American oil company Anadarko says its maiden New Zealand deep sea exploration well failed to find commercial quantities of oil or natural gas.
Drilling of the Romney 1 well in the Deepwater Taranaki Basin - about 160 km off the Raglan coast - began in November but was found to be "water-bearing" after reaching its total depth of 4619m, the Texas-based firm said in a statement.
"Though the well, drilled by the state-of-the-art drillship Noble Bob Douglas in 1550m of water, did not encounter commercial quantities of oil or natural gas, the data collected from the well will be very useful in determining future activity," the company said.
The firm said the Romney 1 well would be abandoned and plugged in accordance with New Zealand regulations.
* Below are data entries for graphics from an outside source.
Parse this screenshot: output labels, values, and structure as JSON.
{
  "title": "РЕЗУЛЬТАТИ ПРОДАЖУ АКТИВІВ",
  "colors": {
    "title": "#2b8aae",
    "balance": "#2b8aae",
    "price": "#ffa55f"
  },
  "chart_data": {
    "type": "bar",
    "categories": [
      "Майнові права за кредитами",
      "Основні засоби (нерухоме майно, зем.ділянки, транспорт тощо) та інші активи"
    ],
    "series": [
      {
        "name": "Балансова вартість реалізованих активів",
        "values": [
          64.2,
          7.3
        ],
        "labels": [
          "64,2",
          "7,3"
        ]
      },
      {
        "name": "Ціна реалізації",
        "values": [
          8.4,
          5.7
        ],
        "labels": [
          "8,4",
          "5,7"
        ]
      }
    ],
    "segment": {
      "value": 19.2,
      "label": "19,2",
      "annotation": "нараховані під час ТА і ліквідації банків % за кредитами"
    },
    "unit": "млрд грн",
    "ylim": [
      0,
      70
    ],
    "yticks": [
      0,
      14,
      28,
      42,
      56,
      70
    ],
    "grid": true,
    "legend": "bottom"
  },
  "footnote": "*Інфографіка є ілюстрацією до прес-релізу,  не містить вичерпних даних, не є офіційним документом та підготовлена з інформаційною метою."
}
Anadarko spokesman Alan Seay said the Noble Bob Douglas would now move to another exploration site in the Canterbury Basin off the Otago coast.
The US company's New Zealand exploration programme has been controversial, with environmental groups questioning the safety of deep sea drilling in the wake of BP's Deep Sea Horizon oil spill in the Gulf of Mexico in 2010.
Questions have also been raised over this country's ability to respond to a similar disaster.
A flotilla of protest boats has shadowed the Noble Bob Douglas during its time off the North Island's West Coast.
Anadarko had a 25 per cent interest in the Gulf of Mexico oil prospect in which the Deep Sea Horizon was drilling.
Greenpeace energy campaigner Steve Abel said the announcement was "a real bad day for John Key's government and for Anadarko".
"The Texan oil giant has not only announced that their New Zealand drilling has failed, they've also announced a loss of over NZ$950 million dollars in the last quarter," Abel said.
He said the Government had wasted a lot of political capital over the drilling programme.
"Instead, they should be backing our own cutting-edge clean energy industry, which will bring thousands of jobs and a multi-billion dollar economic boost. That's what smart politicians would be doing."